Rencontre prévue de longue date avec D., A., K., et les réseaux de l’ombre. La pluie sur Athènes fait annuler la manif prévue demain. Du coup, la séance de préparation prévue se transforme en samedi soir paisible, repas d’aubergines et de pinard, et toujours l’huile d’olive. Les potes de D. que je ne connais pas me demandent au bout de cinq minutes ce que je viens chercher à Athènes. Réponse habituelle, ce lien éventuel entre la cité qui a inventé l’Occident et cette Athènes rebelle, et le reste, ce paradoxe qui fait qu’Athènes veut ressembler à Paris, Londres ou Berlin alors qu’elle en a été le modèle pendant deux mille ans.
Dès la fin de ces prolégomènes, P. me demande ce que je pense de l’éventuelle discontinuité de l’histoire. Puis, S., philologue, embraye sur Heidegger. C’est pas encore ce soir que j’aurai une réponse à mes questions. Je gagne un CD de photos de manifs athéniennes de 1984 à aujourd’hui.
Comme pas de démonstration demain, ils me proposent d’aller dans un « club dark cold wave ». Le dernier qu’est là, ouvert y a plus de vingt ans et qu’a jamais changé sa prog. Hey ho let’s go. On marche un peu. Porte blindée noire sans enseigne gardée par trois gars encore plus flippants que les Roumains de l’autre soir. La porte s’ouvre dans un couinement.
Lieu hors du temps. Eclairages sommaires, murs bruns et jaunes de sueur et de tabac, et des gueules incroyables. Mélange de Freaks, du Rocky Horror et de cabaret viennois des années vingt.
Ça devait ressemblait à peu près à ça, le Berlin d’il y a vingt ans. Une forme d’exorcisme collectif dans un son industriel qui va de Joy D à l’Apocalypse. Une bière, puis quelques autres, je discute plus sérieusement avec S., le prof de latin et grec ancien, qui est bien le premier à comprendre pourquoi Filopappos, pourquoi je veux aller à Delphes « it will be a shock for you », on parle de Sénèque et de Tacite, et d’Homère, forcément.
Et là, je commence à capter.
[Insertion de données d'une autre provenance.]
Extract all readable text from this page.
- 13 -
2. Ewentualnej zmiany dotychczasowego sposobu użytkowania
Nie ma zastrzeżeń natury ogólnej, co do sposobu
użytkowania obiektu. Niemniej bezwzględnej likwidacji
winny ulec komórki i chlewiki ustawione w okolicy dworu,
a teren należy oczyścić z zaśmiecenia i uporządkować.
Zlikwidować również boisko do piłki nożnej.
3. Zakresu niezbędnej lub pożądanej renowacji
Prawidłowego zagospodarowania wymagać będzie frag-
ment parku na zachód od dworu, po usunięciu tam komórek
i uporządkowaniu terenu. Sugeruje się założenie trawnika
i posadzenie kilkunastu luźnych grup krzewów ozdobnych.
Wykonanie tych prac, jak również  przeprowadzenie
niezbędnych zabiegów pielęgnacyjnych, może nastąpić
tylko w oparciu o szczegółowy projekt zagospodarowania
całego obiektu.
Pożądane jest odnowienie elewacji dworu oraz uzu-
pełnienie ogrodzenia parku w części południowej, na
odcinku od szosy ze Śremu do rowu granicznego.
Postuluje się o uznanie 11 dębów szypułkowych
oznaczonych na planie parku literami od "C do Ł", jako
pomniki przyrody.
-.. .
En fait, l’histoire grecque du XIXème est tellement faite de guerres, d’occupation, de persécution et de lutte pour la construction de l’identité nationale, que, dans les heures les plus difficiles, les deux dernières zones d’identité étaient la langue et la religion orthodoxe. Et que ces salopards de byzantins ont complètement récupéré le mysticisme grec traditionnel pour l’amalgamer avec la religion. Du coup, l’Eglise ayant de tous temps été à droite, quand la gauche a pu avoir voix au chapitre, a entièrement condamné le mysticisme, y compris les vieux restes traditionnels de l’Antiquité n’ayant pourtant aucun lien avec la religion. Et quand ce fils de pute de Papadopoulos s’acoquine avec le Patriarche, tu rejettes tout en bloc plutôt que de te référer à la Grèce du Vème siècle.
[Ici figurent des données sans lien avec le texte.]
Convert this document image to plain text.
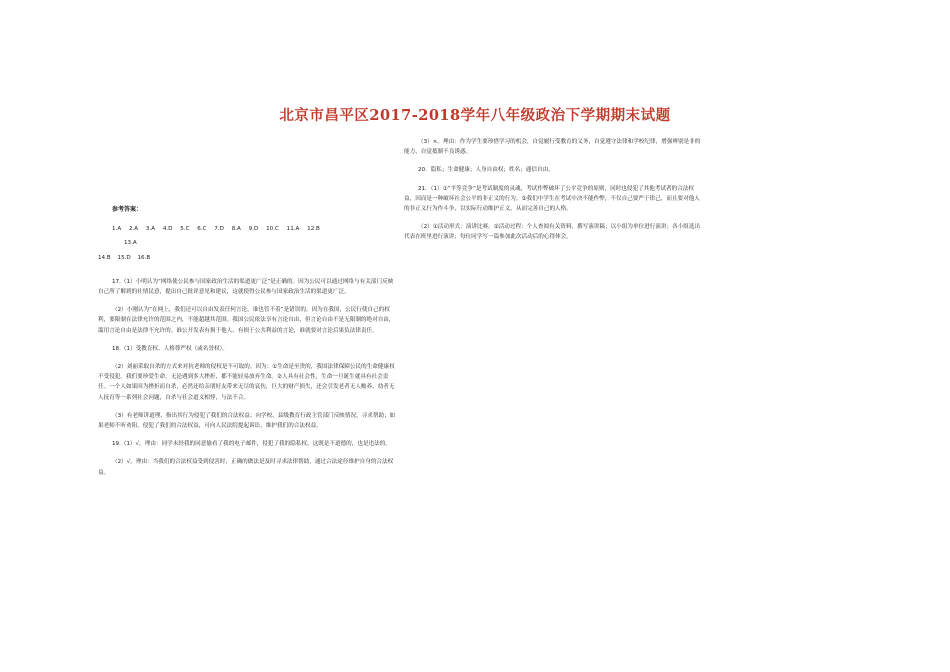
北京市昌平区2017-2018学年八年级政治下学期期末试题
参考答案：
1.A 2.A 3.A 4.D 5.C 6.C 7.D 8.A 9.D 10.C 11.A 12.B
13.A
14.B 15.D 16.B

17.（1）小明认为“网络使公民参与国家政治生活的渠道更广泛”是正确的。因为公民可以通过网络与有关部门反映自己所了解到的社情民意，提出自己批评意见和建议，这就使得公民参与国家政治生活的渠道更广泛。

（2）小刚认为“在网上，我们还可以自由发表任何言论，谁也管不着”是错误的。因为在我国，公民行使自己的权利，要限制在法律允许的范围之内，不能超越其范围。我国公民依法享有言论自由，但言论自由不是无限制的绝对自由，滥用言论自由是法律不允许的。谁公开发表有损于他人、有损于公共利益的言论，谁就要对言论后果负法律责任。

18.（1）受教育权、人格尊严权（或名誉权）。

（2）刘丽采取自杀的方式来对抗老师的侵权是不可取的。因为：①生命是至贵的，我国法律保障公民的生命健康权不受侵犯。我们要珍爱生命，无论遇到多大挫折，都不能轻易放弃生命。②人具有社会性，生命一旦诞生就具有社会责任。一个人如果因为挫折而自杀，必然还给亲朋好友带来无尽的哀伤，巨大的财产损失，还会引发老者无人赡养、幼者无人抚育等一系列社会问题，自杀与社会道义相悖，与法不合。

（3）有老师讲道理，指出其行为侵犯了我们的合法权益；向学校、县级教育行政主管部门反映情况，寻求帮助；如果老师不听劝阻，侵犯了我们的合法权益，可向人民法院提起诉讼，维护我们的合法权益。

19.（1）√。理由：同学未经我的同意偷看了我的电子邮件，侵犯了我的隐私权，这既是不道德的，也是违法的。

（2）√。理由：当我们的合法权益受到侵害时，正确的做法是及时寻求法律帮助，通过合法途径维护自身的合法权益。

（3）×。理由：作为学生要珍惜学习的机会，自觉履行受教育的义务，自觉遵守法律和学校纪律，增强辨别是非的能力，自觉抵制不良诱惑。

20．隐私；生命健康；人身自由权；姓名；通信自由。

21．（1）①“平等竞争”是考试制度的灵魂，考试作弊破坏了公平竞争的原则，同时也侵犯了其他考试者的合法权益，因而是一种破坏社会公平的非正义的行为。②我们中学生在考试中决不能作弊，不仅自己要严于律己，而且要对他人的非正义行为作斗争，以实际行动维护正义，从而完善自己的人格。

（2）①活动形式：演讲比赛。②活动过程：个人查阅有关资料，撰写演讲稿；以小组为单位进行演讲；各小组选出代表在班里进行演讲；每位同学写一篇参加此次活动后的心得体会。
Et puis la danse. Parce que sinon on est tous morts. Je leur raconte l’histoire du vieux Croate à Split expliquant au Dadu que la Yougoslavie est morte quand les gens ont arrêté de danser. Qu’on ne danse plus trop, non plus, à Paris. Et que la cold wave grecque commence à me prendre aux tripes et à me chatouiller les rangers. Deux heures d’oubli du monde, à juste ressentir et à traduire en mouvements. Cet honneur que je veux faire au pays qui m’accueille. Danser pour lui. Danser avec ces gens que j’aime. Jusqu’au bout de cette nuit.
Trois notes qui arrivent. Un murmure traverse le club. La piste est d’un coup bondée. Je demande à D. ce qu’il se passe, elle m’explique que c’est un gros tube grec underground de 1984. Daxi. Début un peu pourri pourtant, intro digne d’un slow foireux, voix qui se cherche. Et ça arrive. Nappe de violons au synthé, le mec, ou la meuf, qui chante rentre dans une sorte de vertige, la basse est monstrueuse. Refrain. Ça monte et submerge d’émotion. Puis l’apocalypse. I love you, I love you, martelé une bonne dizaine de fois, I love you qui me déchire les tripes. Une chanson de saccage et d’amour, de crépuscule et d’aurore, d’intime universel. Ça doit durer six, sept minutes, je ne sais pas, ça n’en finit plus de ne plus finir, besoin que ça s’arrête pour respirer et tellement pas envie pourtant. I love you, I love you. Être sur le gouffre, regarder au fond avec joie, se vautrer dans l’infini, et jouir, encore une dernière fois.
« - Je suis damné !
- Tu as été loin ?
- Jusqu’au bord de la pente. »
Samuel Beckett, En attendant Godot.
Je rentre à la maison, 6 heures du mat’, j’allume l’ordi, mate les photos. Bonheur.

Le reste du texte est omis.